Gypsy site – Green belt – Irish travellers – Inspector upholding refusal of planning permission – Legislation promoting equality of opportunity between persons of different racial groups – Whether inspector having due regard to need to promote equality – Appeal dismissed
The appellants were Irish travellers who had applied for planning permission to retain a number of touring caravans and mobile homes on three green-belt plots. Each of the three plots had two-year planning permissions for residential use as gypsy sites that were personal to the occupiers to whom the permissions had been granted. Those occupiers had since left, the appellants had settled on the sites and the planning permissions had expired.
Following the refusal of planning permission, the appellants appealed to the respondent under section 78 of the Town and Country Planning Act 1990. The latter appointed an inspector who held an inquiry and made a site visit. By her decision letter, she dismissed the appeals. She held that she was required to undertake a balancing exercise, weighing the harm to the green belt in the light of relevant policies should the appellants be allowed to remain on the sites, against various other considerations that favoured the appellants’ cases. She concluded that the balance came down against the appellants.
The judge dismissed the appellants’ application, under section 288 of the 1990 Act, to quash the inspector’s decision. In the Court of Appeal, the appellants advanced a new ground that had not been raised before the judge, namely that, in breach of section 71(1)(b) of the Race Relations Act 1976, the inspector had failed to have due regard to the requirement “to promote equality of opportunity… between persons of different racial groups”. The court gave permission to the Equality and Human Rights Commission to intervene, since the issues arising under section 71(1) were being considered for the first time by the Court of Appeal in a planning context.
Held: The appeal was dismissed.
The section 71 duty had not been breached. The inspector was been aware of the plight of gypsies and travellers and their disadvantages as compared with the general settled community. It was immaterial whether she had known of the existence of the section 71(1) duty.
Section 71(1) imposed a duty to have due regard to the need to eliminate unlawful racial discrimination or to promote equality of opportunity and good relations between persons of different racial groups, namely regard appropriate in all the circumstances. Those included, on the one hand, the importance of the areas of life of the members of the disadvantaged racial group that were affected by the inequality of opportunity and the extent of the inequality; and, on the other hand, such countervailing factors as were relevant to the function that the decision maker was performing.
In the present case, in discharging that duty, the inspector had been required to take into account the need to promote equality of opportunity for the appellants to have access to housing that would enable them to benefit from education, health care and other social needs. She also had to take into account the powerful countervailing imperative of PPG 2 that the residential use of the three appeal sites constituted inappropriate development in the green belt. Ultimately, how much weight she gave to the various factors was a matter for her planning judgment.

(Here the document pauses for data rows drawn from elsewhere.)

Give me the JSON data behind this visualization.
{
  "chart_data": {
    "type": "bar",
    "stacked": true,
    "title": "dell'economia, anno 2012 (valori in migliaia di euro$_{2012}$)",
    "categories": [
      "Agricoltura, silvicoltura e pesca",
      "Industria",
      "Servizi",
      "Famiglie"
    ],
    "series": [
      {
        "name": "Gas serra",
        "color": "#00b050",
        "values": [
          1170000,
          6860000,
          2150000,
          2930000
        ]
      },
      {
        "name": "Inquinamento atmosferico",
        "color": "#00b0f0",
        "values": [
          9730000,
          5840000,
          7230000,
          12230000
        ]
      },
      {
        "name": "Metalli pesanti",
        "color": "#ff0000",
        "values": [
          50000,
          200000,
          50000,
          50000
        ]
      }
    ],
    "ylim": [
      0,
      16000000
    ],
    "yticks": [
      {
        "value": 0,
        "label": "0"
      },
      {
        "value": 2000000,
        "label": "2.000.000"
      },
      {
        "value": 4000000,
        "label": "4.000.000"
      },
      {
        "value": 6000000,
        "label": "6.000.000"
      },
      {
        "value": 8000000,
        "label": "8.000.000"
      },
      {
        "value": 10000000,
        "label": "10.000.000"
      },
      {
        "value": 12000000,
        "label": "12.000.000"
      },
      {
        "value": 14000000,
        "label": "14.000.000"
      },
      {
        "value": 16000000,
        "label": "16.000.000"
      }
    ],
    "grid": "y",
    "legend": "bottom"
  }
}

The failure of an inspector to make explicit reference to section 71(1) was not determinative of whether he or she had performed his or her duty under the statute. So to hold would be to sacrifice substance to form. The question in every case was whether the decision maker had in substance had due regard to the relevant statutory requirement: R (on the application of Smith) v South Norfolk Council: [2006] EWHC 2772 (Admin); [2006] PLSCS 232 applied.
Although a reference to section 71(1) might not be sufficient to show that the duty had been performed, it was good practice for an inspector to refer to the provision and any relevant material in cases where section 71(1) was in play. By doing so, the decision maker was more likely to ensure that the relevant factors had been taken into account, thus reducing the scope for argument as to whether the duty had been performed.
Richard Drabble QC and Stephen Cottle (instructed by South West Law Ltd, of Bristol) appeared for the appellants; Philip Coppel (instructed by the Treasury Solicitor) appeared for the respondent; Robin Allen QC and Catherine Casserley (instructed by the Equality and Human Rights Commission, of Manchester) appeared for the intervenor.